Due to the variable effects of insulin over time, a single glucose level is actually a very poor indicator of any diabetic patient's overall blood glucose regulation. For most cats, a serial assessment of the blood glucose over time (blood glucose curve) is recommended to evaluate a patient's response to a dose of insulin. Cats are particularly difficult to assess since it has been shown that any restraint associated with the collection of blood samples for a curve can cause what is called a stress response, or stress hyperglycemia, which may negatively affect the results. Newer glucometers that require smaller samples are ideal for performing these curves in cats, as small ear prick samples can be collected by an experienced technician with minimal stress. The general practitioner is the first line in making sure your diabetic cat stays well regulated. Diabetic cats should be evaluated frequently (ideally every 6 months) by their regular veterinarian to better assess their regulation. The veterinarian will evaluate your cat's hydration status, body weight and body condition as well as consider valuable historical information provided by you regarding drinking habits, urination habits, appetite, and activity.
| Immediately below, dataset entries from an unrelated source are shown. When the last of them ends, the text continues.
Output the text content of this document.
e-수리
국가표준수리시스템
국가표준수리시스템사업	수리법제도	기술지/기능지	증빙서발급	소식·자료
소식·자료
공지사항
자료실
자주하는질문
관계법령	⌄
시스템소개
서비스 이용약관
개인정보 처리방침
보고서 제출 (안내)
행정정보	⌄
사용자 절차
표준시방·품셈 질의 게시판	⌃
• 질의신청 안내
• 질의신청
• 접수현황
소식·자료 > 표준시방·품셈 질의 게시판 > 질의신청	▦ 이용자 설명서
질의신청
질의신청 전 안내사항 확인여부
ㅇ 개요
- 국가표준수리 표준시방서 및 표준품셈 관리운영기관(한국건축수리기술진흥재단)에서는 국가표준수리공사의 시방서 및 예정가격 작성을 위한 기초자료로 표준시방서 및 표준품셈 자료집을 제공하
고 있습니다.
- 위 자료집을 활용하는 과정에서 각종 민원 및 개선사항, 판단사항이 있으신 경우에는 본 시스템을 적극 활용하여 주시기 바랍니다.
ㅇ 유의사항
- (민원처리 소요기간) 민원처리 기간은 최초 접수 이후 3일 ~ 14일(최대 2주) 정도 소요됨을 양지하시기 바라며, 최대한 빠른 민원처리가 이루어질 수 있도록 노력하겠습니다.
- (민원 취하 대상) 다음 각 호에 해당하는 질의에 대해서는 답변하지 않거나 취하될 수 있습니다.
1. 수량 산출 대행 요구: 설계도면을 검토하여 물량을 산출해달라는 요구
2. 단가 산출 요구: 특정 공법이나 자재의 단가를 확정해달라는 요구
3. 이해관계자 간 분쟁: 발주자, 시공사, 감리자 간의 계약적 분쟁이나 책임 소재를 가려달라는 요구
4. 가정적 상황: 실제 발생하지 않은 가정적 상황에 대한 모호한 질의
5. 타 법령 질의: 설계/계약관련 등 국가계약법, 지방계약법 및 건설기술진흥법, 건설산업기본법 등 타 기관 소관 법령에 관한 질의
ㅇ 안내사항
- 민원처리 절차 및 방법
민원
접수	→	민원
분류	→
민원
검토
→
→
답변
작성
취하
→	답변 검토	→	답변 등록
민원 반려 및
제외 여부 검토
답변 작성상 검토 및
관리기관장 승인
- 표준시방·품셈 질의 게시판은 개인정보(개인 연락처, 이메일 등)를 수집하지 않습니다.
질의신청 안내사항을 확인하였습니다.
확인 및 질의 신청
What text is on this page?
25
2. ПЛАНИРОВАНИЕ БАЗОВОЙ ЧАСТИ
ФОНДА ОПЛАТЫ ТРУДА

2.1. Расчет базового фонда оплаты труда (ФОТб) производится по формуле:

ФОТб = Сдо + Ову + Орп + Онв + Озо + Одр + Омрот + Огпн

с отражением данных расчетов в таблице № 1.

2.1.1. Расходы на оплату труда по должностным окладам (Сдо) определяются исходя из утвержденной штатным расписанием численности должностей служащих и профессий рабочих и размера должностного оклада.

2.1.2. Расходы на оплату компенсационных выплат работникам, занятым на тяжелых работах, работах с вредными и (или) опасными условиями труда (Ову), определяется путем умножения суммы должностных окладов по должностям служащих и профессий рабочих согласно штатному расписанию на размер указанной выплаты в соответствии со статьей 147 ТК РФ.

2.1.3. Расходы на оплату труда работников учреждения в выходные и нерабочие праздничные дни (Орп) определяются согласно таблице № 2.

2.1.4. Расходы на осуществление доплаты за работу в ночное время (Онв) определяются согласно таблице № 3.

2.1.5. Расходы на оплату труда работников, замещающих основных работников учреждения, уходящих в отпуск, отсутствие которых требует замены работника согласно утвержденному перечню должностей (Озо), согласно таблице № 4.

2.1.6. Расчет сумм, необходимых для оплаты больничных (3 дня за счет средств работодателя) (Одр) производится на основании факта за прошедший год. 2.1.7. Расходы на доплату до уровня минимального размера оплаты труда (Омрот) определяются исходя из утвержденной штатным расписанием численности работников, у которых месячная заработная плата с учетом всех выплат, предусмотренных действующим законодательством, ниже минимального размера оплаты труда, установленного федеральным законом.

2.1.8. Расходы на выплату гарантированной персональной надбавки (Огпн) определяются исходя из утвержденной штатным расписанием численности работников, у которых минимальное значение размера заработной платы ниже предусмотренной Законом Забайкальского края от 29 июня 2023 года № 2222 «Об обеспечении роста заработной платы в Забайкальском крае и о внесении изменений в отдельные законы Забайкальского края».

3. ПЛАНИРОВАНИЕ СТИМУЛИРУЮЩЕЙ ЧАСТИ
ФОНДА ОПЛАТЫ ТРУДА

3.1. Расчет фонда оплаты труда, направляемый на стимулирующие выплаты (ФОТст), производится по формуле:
Collectively, this information gives the veterinarian the best overall picture of your cat's regulation. Any red flags noted (such as weight loss, continued increased thirst, ravenous appetite or decreased appetite) may indicate poor regulation and the need for more in depth testing (blood glucose curve, fructosamine level) or prompt the veterinarian to evaluate your cat for other disorders that may be affecting his regulation. If other disorders are identified, or your cat seems to be poorly regulated despite appropriate treatment, a referral to a veterinary internist may be the next step to determining why he is unregulated.